KLF4 is one of the key TFs for inducing iPSCs [8–11]. Thus, it is reasonable that KLF4 activated the expressions of MacERV3 LTRs. Beside KLF4, ETV5 is also identified as a putative regulator of MacERV3 LTRs. ELK1 and ELK3 also show large positive correlation coefficient values with most MacERV3 LTRs examined. ETV5, ELK1 and ELK3 belong to the ETS TF family. The members of this family have been implicated in the development of different tissues as well as cancer progression. ETS genes also play important roles in the specification and differentiation of dopaminergic neurons in both C. elegans and olfactory bulbs of mice [28]. Our results suggest that the ETS members, ETV5, ELK1 and ELK3, might contribute to the reprogramming of monkey fibroblast cells by joining the activation of LTRs of MacERV3s.

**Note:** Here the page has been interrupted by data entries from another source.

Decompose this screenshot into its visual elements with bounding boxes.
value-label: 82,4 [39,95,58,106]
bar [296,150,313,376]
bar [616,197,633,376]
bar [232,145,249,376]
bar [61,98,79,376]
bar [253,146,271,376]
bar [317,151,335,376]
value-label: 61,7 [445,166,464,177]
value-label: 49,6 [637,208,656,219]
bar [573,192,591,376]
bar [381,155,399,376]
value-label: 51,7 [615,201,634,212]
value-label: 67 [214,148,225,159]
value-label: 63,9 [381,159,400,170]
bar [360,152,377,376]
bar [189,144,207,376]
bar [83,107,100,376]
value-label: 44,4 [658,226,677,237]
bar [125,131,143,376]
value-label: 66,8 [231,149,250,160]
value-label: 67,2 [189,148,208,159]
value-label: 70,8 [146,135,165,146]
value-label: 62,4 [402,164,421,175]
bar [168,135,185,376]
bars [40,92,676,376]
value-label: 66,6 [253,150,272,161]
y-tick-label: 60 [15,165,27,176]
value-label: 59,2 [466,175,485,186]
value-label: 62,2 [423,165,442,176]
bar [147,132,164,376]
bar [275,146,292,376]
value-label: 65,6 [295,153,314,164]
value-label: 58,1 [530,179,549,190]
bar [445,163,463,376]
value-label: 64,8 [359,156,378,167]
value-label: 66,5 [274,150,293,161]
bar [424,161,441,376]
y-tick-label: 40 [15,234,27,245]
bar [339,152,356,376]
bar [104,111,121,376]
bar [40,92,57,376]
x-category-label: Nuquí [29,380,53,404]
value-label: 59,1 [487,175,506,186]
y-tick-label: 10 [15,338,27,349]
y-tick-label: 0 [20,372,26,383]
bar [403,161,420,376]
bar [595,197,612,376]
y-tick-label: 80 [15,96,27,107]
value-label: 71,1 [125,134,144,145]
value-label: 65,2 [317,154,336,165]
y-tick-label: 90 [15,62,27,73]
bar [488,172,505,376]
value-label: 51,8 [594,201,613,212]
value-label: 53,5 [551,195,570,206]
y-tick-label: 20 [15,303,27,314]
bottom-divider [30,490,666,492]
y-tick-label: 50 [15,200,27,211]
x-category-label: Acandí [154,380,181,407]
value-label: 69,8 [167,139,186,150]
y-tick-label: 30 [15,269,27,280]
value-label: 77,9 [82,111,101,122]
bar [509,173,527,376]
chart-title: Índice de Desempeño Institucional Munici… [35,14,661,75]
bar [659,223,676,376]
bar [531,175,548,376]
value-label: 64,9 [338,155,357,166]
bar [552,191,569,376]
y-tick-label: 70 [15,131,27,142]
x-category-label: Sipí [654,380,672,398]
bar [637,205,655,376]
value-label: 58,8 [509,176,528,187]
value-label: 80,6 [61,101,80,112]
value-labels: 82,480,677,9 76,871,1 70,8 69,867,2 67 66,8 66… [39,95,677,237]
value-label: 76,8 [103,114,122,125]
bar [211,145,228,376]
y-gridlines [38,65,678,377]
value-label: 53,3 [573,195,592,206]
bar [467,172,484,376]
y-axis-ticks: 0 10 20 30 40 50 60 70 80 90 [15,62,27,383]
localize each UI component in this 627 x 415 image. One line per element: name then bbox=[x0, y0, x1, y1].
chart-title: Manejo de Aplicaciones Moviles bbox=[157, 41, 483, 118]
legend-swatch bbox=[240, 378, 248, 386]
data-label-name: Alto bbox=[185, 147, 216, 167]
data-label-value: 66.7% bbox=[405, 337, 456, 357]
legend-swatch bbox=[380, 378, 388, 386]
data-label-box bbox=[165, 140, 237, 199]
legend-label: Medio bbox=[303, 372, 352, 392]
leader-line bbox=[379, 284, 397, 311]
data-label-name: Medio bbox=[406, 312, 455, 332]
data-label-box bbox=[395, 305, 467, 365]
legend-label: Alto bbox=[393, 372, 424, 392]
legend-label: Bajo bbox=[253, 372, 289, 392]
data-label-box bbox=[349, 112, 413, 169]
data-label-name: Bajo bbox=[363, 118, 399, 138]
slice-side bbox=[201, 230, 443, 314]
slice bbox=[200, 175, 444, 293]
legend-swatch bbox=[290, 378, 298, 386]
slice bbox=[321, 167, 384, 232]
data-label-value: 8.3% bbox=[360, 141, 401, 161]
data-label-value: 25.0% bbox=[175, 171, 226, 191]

As shown in Fig. 6, when inducing human iPSCs, OCT3/4, SOX2, and KLF4 transiently hyperactivated LTR7s of Human ERV-H (HERV-H) through direct occupation on LTR7 sites [12, 13]. When producing mouse iPSCs, MuSD (Class II ERV) and MERVL (Class III ERV) were transiently activated in reprogramming to iPSCs [13]. Our results suggest that KLF4 activates LTRs and integrates of MacERV3 through its binding sites on LTRs.

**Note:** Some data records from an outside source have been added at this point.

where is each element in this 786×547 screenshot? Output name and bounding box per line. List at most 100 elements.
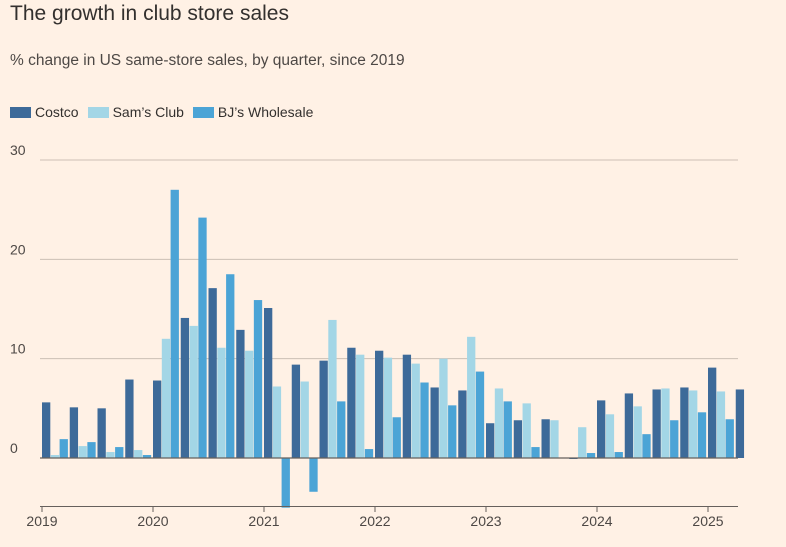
bar-sam-s-club-q4-2024 [689,390,698,458]
bar-bj-s-wholesale-q3-2020 [226,274,235,458]
bar-sam-s-club-q1-2021 [272,386,282,458]
chart-subtitle: % change in US same-store sales, by quar… [10,52,405,69]
bar-sam-s-club-q2-2023 [522,403,531,458]
y-tick-label-20: 20 [10,241,26,257]
legend-label-bjs-wholesale: BJ’s Wholesale [217,104,314,120]
gridlines [40,159,738,360]
x-tick-label-2022: 2022 [359,513,390,529]
bar-costco-q4-2021 [347,347,356,458]
bar-sam-s-club-q2-2021 [300,381,309,458]
bar-costco-q4-2019 [125,379,134,458]
bar-sam-s-club-q4-2019 [134,450,143,458]
bar-bj-s-wholesale-q4-2022 [475,371,485,458]
bar-costco-q1-2024 [597,400,606,458]
y-tick-label-10: 10 [10,341,26,357]
bar-costco-q2-2019 [69,407,79,458]
x-tick-label-2021: 2021 [248,513,279,529]
bar-costco-q3-2023 [541,419,550,458]
bar-sam-s-club-q4-2021 [356,354,365,458]
bar-costco-q2-2022 [402,354,412,458]
x-tick-label-2023: 2023 [470,513,501,529]
bar-sam-s-club-q3-2019 [106,452,115,458]
bar-sam-s-club-q2-2022 [411,363,420,458]
chart-title: The growth in club store sales [10,2,289,25]
bar-sam-s-club-q4-2023 [578,427,587,458]
bar-sam-s-club-q1-2024 [605,414,615,458]
bar-bj-s-wholesale-q2-2023 [531,447,540,458]
bar-sam-s-club-q2-2020 [189,325,198,458]
bar-bj-s-wholesale-q2-2024 [642,434,651,458]
bar-sam-s-club-q1-2025 [716,391,726,458]
legend-label-sams-club: Sam’s Club [112,104,184,120]
bar-sam-s-club-q3-2021 [328,319,337,458]
bar-costco-q1-2021 [264,308,273,458]
bar-bj-s-wholesale-q4-2019 [142,455,152,458]
bar-bj-s-wholesale-q2-2019 [87,442,96,458]
legend-swatch-sams-club [87,106,109,118]
bar-costco-q3-2021 [319,360,328,458]
bar-bj-s-wholesale-q4-2023 [586,453,596,458]
bar-bj-s-wholesale-q3-2019 [115,447,124,458]
legend-item-costco: Costco [10,104,79,120]
x-tick-label-2024: 2024 [581,513,612,529]
bar-bj-s-wholesale-q4-2020 [253,300,263,458]
bar-bj-s-wholesale-q1-2024 [614,452,623,458]
bar-bj-s-wholesale-q2-2021 [309,458,318,492]
bar-costco-q2-2025 [735,389,745,458]
legend-swatch-bjs-wholesale [192,106,214,118]
bar-costco-q2-2024 [624,393,634,458]
bar-costco-q1-2023 [486,423,495,458]
bar-bj-s-wholesale-q2-2020 [198,217,207,458]
legend-swatch-costco [10,106,31,118]
y-tick-label-30: 30 [10,142,26,158]
bar-costco-q3-2020 [208,288,217,458]
legend-item-bjs-wholesale: BJ’s Wholesale [192,104,314,120]
bar-sam-s-club-q1-2023 [494,388,504,458]
y-tick-label-0: 0 [10,440,18,456]
bar-costco-q1-2019 [42,402,51,458]
bar-sam-s-club-q1-2022 [383,357,393,458]
x-tick-label-2020: 2020 [137,513,168,529]
bar-sam-s-club-q2-2019 [78,446,87,458]
bar-bj-s-wholesale-q1-2019 [59,439,68,458]
bar-sam-s-club-q3-2023 [550,420,559,458]
bar-costco-q2-2021 [291,364,301,458]
bar-sam-s-club-q4-2020 [245,350,254,458]
bar-bj-s-wholesale-q4-2024 [697,412,707,458]
bar-sam-s-club-q3-2020 [217,347,226,458]
bar-costco-q4-2024 [680,387,689,458]
bar-costco-q4-2022 [458,390,467,458]
bar-bj-s-wholesale-q4-2021 [364,449,374,458]
bar-costco-q4-2020 [236,329,245,458]
bar-costco-q3-2024 [652,389,661,458]
bar-costco-q1-2025 [708,367,717,458]
bar-costco-q2-2020 [180,317,190,458]
bar-bj-s-wholesale-q3-2021 [337,401,346,458]
bar-bj-s-wholesale-q3-2024 [670,420,679,458]
bar-bj-s-wholesale-q1-2021 [281,458,290,508]
bar-sam-s-club-q4-2022 [467,336,476,458]
bar-sam-s-club-q3-2022 [439,358,448,458]
bar-costco-q3-2022 [430,387,439,458]
legend-label-costco: Costco [35,104,79,120]
bar-sam-s-club-q2-2024 [633,406,642,458]
legend-item-sams-club: Sam’s Club [87,104,184,120]
axes: 0 10 20 30 2019 2020 2021 2022 2023 2024 2025 [10,142,738,529]
bar-sam-s-club-q1-2019 [50,455,60,458]
bar-sam-s-club-q1-2020 [161,338,171,458]
bar-bj-s-wholesale-q3-2022 [448,405,457,458]
bar-bj-s-wholesale-q1-2022 [392,417,401,458]
x-tick-label-2025: 2025 [692,513,723,529]
bar-sam-s-club-q3-2024 [661,388,670,458]
bars [42,189,745,508]
bar-bj-s-wholesale-q1-2023 [503,401,512,458]
bar-bj-s-wholesale-q1-2025 [725,419,734,458]
x-tick-label-2019: 2019 [26,513,57,529]
legend: Costco Sam’s Club BJ’s Wholesale [10,104,322,120]
bar-costco-q3-2019 [97,408,106,458]
bar-bj-s-wholesale-q2-2022 [420,382,429,458]
bar-costco-q1-2020 [153,380,162,458]
bar-costco-q2-2023 [513,420,523,458]
bar-bj-s-wholesale-q1-2020 [170,189,179,459]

As shown in Fig. 6, after ERVs were activated, KRAB-ZFPs bind to LTRs and recruit TRIM28 to induce hetereochromatin to silence the LTRs [3, 29]. For example, an murine KRAB-ZFP, ZFP809, represses murine leukemia virus (MLV) in embroynic stem cells and recruits Trim28 (also known as KAP1) to the LTRs of MLV [3]. In human, ZNF91 and ZNF93 were found to repress two retrotransposons SVA and L1, respectively [30]. The expression level of TRIM28 gradually increases in the reprogramming procedure of human CD34+ cells, putatively as a mechanism to repress HERVH that is transiently activated when the reprogrammed cells approach iPSC stage [2, 13]. We noticed that TRIM28 also showed gradually increased expression levels on and after the third cell line (RF-iN-d11) in the 7 cell lines of this study (see Fig. 1b and Additional file 1: Table S1), potentially to repress expressions of MacERV3 elements. In the future, it is thus interesting to further explore whether a KRAB-ZFP also binds to MacERV3 LTRs and recruits TRIM28 to these loci in the reprogramming of monkey fibroblast cells.

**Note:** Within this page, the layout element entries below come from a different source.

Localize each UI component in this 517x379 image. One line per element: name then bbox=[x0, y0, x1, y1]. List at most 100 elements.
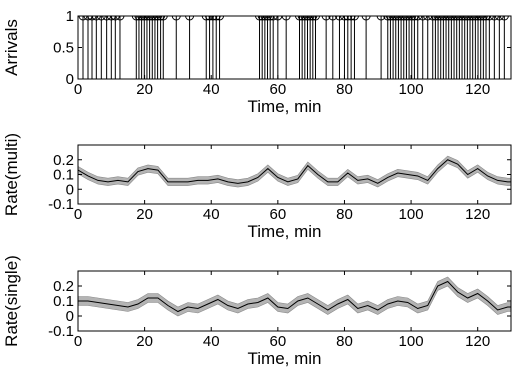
arrival-marker bbox=[215, 16, 225, 21]
arrival-marker bbox=[96, 16, 106, 21]
arrival-marker bbox=[110, 16, 120, 21]
arrival-marker bbox=[185, 16, 195, 21]
x-tick-label: 60 bbox=[270, 81, 287, 98]
arrival-marker bbox=[438, 16, 448, 21]
x-tick-label: 120 bbox=[465, 81, 490, 98]
x-tick-label: 80 bbox=[336, 206, 353, 223]
x-tick-label: 60 bbox=[270, 206, 287, 223]
plot-area bbox=[78, 16, 509, 79]
arrival-marker bbox=[476, 16, 486, 21]
y-tick-label: 0.5 bbox=[53, 40, 74, 57]
arrival-marker bbox=[308, 16, 318, 21]
arrival-marker bbox=[158, 16, 168, 21]
arrival-marker bbox=[134, 16, 144, 21]
arrival-marker bbox=[145, 16, 155, 21]
arrival-marker bbox=[83, 16, 93, 21]
arrival-marker bbox=[265, 16, 275, 21]
arrival-marker bbox=[137, 16, 147, 21]
x-axis-label: Time, min bbox=[248, 222, 322, 241]
arrival-marker bbox=[465, 16, 475, 21]
x-tick-label: 100 bbox=[399, 333, 424, 350]
arrival-marker bbox=[423, 16, 433, 21]
arrival-marker bbox=[494, 16, 504, 21]
arrival-marker bbox=[328, 16, 338, 21]
arrival-marker bbox=[462, 16, 472, 21]
arrival-marker bbox=[268, 16, 278, 21]
y-tick-label: 0.2 bbox=[53, 152, 74, 169]
arrival-marker bbox=[257, 16, 267, 21]
arrival-marker bbox=[131, 16, 141, 21]
plot-area bbox=[78, 155, 511, 188]
panel-1: 0 20 40 60 80 100 120 0 0.5 1 Time, min Arrivals bbox=[2, 8, 512, 116]
arrival-marker bbox=[150, 16, 160, 21]
y-tick-label: 0.1 bbox=[53, 293, 74, 310]
arrival-marker bbox=[310, 16, 320, 21]
arrival-marker bbox=[153, 16, 163, 21]
arrival-marker bbox=[346, 16, 356, 21]
arrival-marker bbox=[449, 16, 459, 21]
x-tick-label: 40 bbox=[203, 206, 220, 223]
arrival-marker bbox=[361, 16, 371, 21]
arrival-marker bbox=[484, 16, 494, 21]
confidence-band bbox=[78, 276, 511, 317]
arrival-marker bbox=[444, 16, 454, 21]
arrival-marker bbox=[201, 16, 211, 21]
arrival-marker bbox=[376, 16, 386, 21]
arrival-marker bbox=[457, 16, 467, 21]
arrival-marker bbox=[399, 16, 409, 21]
arrival-marker bbox=[391, 16, 401, 21]
arrival-marker bbox=[78, 16, 88, 21]
x-axis-label: Time, min bbox=[248, 349, 322, 368]
y-tick-label: 0 bbox=[66, 181, 74, 198]
arrival-marker bbox=[211, 16, 221, 21]
x-tick-label: 80 bbox=[336, 333, 353, 350]
arrival-marker bbox=[91, 16, 101, 21]
arrival-marker bbox=[452, 16, 462, 21]
arrival-marker bbox=[446, 16, 456, 21]
x-tick-label: 20 bbox=[136, 81, 153, 98]
arrival-marker bbox=[468, 16, 478, 21]
arrival-marker bbox=[481, 16, 491, 21]
arrival-marker bbox=[428, 16, 438, 21]
y-tick-label: 0.2 bbox=[53, 278, 74, 295]
arrival-marker bbox=[205, 16, 215, 21]
arrival-marker bbox=[263, 16, 273, 21]
y-axis-label: Rate(multi) bbox=[2, 133, 21, 216]
rate-line bbox=[78, 159, 511, 184]
arrival-marker bbox=[478, 16, 488, 21]
arrival-marker bbox=[418, 16, 428, 21]
arrival-marker bbox=[255, 16, 265, 21]
arrival-marker bbox=[436, 16, 446, 21]
y-tick-label: -0.1 bbox=[48, 323, 74, 340]
arrival-marker bbox=[321, 16, 331, 21]
arrival-marker bbox=[281, 16, 291, 21]
arrival-marker bbox=[208, 16, 218, 21]
arrival-marker bbox=[454, 16, 464, 21]
rate-line bbox=[78, 280, 511, 313]
y-tick-label: 1 bbox=[66, 8, 74, 25]
x-tick-label: 120 bbox=[465, 206, 490, 223]
y-tick-label: -0.1 bbox=[48, 196, 74, 213]
arrival-marker bbox=[294, 16, 304, 21]
arrival-marker bbox=[404, 16, 414, 21]
arrival-marker bbox=[470, 16, 480, 21]
arrival-marker bbox=[87, 16, 97, 21]
x-tick-label: 40 bbox=[203, 81, 220, 98]
x-tick-label: 60 bbox=[270, 333, 287, 350]
arrival-marker bbox=[334, 16, 344, 21]
arrival-marker bbox=[441, 16, 451, 21]
arrival-marker bbox=[147, 16, 157, 21]
arrival-marker bbox=[396, 16, 406, 21]
x-axis-label: Time, min bbox=[248, 97, 322, 116]
confidence-band bbox=[78, 155, 511, 188]
arrival-marker bbox=[142, 16, 152, 21]
arrival-marker bbox=[413, 16, 423, 21]
arrival-marker bbox=[385, 16, 395, 21]
arrival-marker bbox=[102, 16, 112, 21]
arrival-marker bbox=[401, 16, 411, 21]
arrival-marker bbox=[383, 16, 393, 21]
arrival-marker bbox=[433, 16, 443, 21]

MacERV3, as well as HERV-H and MLV, belongs to the Class I ERV [2, 31]. In summary, our results suggest that KLF4 is the key transcription factor in activating Class I ERVs in Macaca mulatta during the reprogramming procedures of somatic cells toward iPSCs or NESCs. Subsequently, TRIM28 is potentially recruited by an unknown KRAB-ZFP to silence the MacERV3 elements.